Can inclusion-body myositis cause an elevated serum creatine phosphokinase (CPK) level?

Can Inclusion Body Myositis Elevate CPK?

Yes, inclusion body myositis (IBM) can elevate serum creatine phosphokinase (CPK/CK), but the elevation is characteristically minimal or mild compared to other inflammatory myopathies.

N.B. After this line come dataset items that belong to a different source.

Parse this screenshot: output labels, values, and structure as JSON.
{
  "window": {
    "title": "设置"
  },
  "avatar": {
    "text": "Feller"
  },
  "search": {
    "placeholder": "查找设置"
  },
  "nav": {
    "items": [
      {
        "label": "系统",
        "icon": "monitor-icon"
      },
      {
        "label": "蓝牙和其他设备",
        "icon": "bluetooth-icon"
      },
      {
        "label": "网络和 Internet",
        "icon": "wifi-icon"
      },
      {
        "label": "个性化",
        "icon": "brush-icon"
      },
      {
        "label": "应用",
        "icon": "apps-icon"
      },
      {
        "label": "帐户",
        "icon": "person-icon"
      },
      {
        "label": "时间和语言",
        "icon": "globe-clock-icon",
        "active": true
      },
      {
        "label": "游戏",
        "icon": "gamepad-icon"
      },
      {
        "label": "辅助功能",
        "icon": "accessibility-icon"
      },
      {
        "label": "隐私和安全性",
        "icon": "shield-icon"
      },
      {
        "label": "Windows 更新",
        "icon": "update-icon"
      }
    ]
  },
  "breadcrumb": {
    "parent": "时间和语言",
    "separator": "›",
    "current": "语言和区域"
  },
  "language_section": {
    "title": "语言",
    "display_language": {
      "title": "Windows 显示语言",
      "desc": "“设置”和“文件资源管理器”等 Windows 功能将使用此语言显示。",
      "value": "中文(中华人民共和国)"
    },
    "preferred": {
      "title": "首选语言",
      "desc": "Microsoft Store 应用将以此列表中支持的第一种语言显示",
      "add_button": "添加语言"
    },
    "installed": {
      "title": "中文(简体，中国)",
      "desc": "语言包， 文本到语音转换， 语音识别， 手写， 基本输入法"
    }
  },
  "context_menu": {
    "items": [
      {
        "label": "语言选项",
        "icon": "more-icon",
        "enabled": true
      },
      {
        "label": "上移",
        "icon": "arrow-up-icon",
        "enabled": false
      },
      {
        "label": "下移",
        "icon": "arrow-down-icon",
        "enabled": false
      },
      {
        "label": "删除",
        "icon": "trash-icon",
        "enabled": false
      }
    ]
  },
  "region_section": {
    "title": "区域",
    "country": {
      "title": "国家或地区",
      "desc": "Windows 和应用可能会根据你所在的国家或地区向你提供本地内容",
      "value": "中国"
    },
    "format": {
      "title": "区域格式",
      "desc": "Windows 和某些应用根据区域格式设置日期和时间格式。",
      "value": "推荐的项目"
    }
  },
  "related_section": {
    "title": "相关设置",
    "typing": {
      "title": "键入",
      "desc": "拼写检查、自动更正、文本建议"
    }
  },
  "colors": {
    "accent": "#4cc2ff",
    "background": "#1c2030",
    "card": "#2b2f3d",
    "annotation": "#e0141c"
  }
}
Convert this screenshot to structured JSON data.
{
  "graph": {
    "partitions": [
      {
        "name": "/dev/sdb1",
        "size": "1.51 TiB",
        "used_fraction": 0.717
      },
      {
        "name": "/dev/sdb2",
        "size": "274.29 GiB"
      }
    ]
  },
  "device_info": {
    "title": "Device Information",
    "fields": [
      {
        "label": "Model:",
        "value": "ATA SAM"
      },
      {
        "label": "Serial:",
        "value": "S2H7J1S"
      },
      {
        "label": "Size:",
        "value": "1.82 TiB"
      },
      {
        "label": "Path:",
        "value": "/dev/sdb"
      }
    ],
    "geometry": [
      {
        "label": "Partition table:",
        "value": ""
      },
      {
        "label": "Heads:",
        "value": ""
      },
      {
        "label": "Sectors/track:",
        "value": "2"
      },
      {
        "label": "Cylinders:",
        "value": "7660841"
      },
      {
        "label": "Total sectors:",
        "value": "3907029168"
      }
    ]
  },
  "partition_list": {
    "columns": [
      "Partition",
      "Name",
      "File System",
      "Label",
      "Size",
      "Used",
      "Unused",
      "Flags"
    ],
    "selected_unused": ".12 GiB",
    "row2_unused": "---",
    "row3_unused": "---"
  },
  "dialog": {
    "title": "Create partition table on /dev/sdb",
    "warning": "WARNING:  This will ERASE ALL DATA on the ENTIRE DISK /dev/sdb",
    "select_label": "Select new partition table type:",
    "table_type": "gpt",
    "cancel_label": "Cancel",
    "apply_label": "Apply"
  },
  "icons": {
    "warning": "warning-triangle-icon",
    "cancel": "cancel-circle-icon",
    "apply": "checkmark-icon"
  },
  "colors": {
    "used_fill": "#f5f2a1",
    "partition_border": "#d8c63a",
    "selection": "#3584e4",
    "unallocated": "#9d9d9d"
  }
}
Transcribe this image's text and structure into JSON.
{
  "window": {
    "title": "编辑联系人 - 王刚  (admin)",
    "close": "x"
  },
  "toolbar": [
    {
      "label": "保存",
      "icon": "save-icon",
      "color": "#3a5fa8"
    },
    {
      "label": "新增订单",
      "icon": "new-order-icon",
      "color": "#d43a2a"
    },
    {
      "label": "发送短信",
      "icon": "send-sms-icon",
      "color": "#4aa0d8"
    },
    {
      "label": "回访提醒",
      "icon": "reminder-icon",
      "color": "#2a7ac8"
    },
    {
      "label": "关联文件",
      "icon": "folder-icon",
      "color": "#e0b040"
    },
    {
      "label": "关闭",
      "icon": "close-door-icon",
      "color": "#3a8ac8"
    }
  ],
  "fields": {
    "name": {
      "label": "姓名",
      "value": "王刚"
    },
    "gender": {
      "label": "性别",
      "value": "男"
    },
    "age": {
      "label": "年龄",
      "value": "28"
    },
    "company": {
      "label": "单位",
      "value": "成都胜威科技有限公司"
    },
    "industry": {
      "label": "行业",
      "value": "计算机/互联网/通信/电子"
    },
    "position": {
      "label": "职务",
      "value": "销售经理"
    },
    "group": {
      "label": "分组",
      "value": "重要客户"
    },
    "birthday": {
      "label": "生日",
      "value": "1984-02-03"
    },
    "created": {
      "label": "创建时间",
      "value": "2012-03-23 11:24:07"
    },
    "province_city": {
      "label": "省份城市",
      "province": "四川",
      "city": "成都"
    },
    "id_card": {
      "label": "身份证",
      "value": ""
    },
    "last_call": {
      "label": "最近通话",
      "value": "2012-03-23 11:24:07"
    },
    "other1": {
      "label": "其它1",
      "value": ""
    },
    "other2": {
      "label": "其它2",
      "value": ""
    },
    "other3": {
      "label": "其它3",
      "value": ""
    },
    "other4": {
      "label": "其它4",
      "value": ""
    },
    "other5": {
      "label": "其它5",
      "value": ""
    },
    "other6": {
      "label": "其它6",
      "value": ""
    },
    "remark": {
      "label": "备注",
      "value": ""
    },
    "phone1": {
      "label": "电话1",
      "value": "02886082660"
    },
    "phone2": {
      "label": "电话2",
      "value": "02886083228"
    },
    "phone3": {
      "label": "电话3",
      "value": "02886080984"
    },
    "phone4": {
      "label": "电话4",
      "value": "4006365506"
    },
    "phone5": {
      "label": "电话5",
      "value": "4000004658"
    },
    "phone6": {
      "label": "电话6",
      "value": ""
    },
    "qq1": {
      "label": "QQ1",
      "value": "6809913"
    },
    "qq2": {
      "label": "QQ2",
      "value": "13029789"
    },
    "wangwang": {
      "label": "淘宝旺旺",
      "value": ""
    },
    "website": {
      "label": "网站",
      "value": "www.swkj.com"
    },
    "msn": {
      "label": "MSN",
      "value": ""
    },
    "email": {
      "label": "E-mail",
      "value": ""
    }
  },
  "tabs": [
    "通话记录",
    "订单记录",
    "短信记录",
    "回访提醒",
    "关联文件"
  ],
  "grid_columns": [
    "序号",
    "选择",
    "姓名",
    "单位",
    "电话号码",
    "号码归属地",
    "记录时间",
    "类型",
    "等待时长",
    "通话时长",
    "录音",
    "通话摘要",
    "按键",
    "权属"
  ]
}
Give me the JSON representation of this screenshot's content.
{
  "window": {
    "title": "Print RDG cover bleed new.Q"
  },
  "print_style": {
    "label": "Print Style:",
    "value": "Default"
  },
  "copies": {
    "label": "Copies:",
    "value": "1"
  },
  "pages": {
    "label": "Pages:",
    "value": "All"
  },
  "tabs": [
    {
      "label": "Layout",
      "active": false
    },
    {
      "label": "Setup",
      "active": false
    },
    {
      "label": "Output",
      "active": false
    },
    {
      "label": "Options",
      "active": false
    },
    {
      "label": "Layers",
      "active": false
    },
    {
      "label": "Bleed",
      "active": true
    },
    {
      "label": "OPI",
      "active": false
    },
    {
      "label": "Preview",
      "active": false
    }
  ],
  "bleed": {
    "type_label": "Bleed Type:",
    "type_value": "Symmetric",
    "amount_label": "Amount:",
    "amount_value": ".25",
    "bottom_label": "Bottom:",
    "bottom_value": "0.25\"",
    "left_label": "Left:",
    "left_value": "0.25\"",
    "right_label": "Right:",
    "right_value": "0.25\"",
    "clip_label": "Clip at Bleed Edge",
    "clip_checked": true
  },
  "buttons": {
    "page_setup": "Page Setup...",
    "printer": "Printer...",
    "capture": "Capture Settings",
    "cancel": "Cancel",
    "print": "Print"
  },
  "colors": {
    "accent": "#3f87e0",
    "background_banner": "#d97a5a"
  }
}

Key Clinical Features of CPK in IBM

The CPK elevation pattern in IBM is distinctly different from other inflammatory myopathies and serves as an important diagnostic clue 1:

• CPK levels are typically only minimally elevated in IBM, often less than 12 times the upper limit of normal 1
• This contrasts sharply with other inflammatory myopathies like dermatomyositis and polymyositis, which typically show marked CPK elevations
• In some IBM cases, CPK may be only slightly above normal or even within normal range 2

Clinical Context and Diagnostic Implications

Lower CPK levels in the setting of progressive muscle weakness should raise suspicion for IBM rather than reassure you. This is a common diagnostic pitfall 3. The clinical presentation typically includes:

• Progressive, insidious onset weakness after age 50 years
• Characteristic pattern: forearm flexors, finger flexors, and quadriceps atrophy
• Male predominance (3:1 ratio) 1
• Asymmetric weakness patterns may occur 3
• Dysphagia is common and clinically significant 1

Important Diagnostic Considerations

When evaluating a patient with suspected myopathy:

• Do not be falsely reassured by normal or minimally elevated CPK - IBM can present with CPK levels in the 200-400 IU/L range 2
• Consider IBM specifically when CPK is disproportionately low relative to the degree of weakness
• One case report documented asymptomatic IBM presenting solely with recurrent mild CPK elevation (200-1324 IU/L) over 10 years, diagnosed only on muscle biopsy 2

Comparison with Other Myopathies

The CPK pattern helps differentiate IBM from other conditions 3:

• IBM: Minimal CPK elevation, progressive course, poor immunosuppressive response
• Polymyositis/Dermatomyositis: Marked CPK elevation (often >1000 IU/L), better treatment response
• Immune-mediated necrotizing myopathy: Very high CPK (>10x normal), acute/subacute onset 1

Clinical Monitoring

CPK levels in IBM tend to remain stable over time 4. The CPK does not reliably correlate with disease activity or progression, making it a poor marker for monitoring treatment response in IBM patients.

Bottom line: IBM should remain high on your differential for any patient over 50 with progressive proximal and distal weakness, even with normal or only mildly elevated CPK levels. The characteristic weakness pattern and muscle biopsy findings (rimmed vacuoles, congophilic deposits) are more diagnostically valuable than CPK levels 1.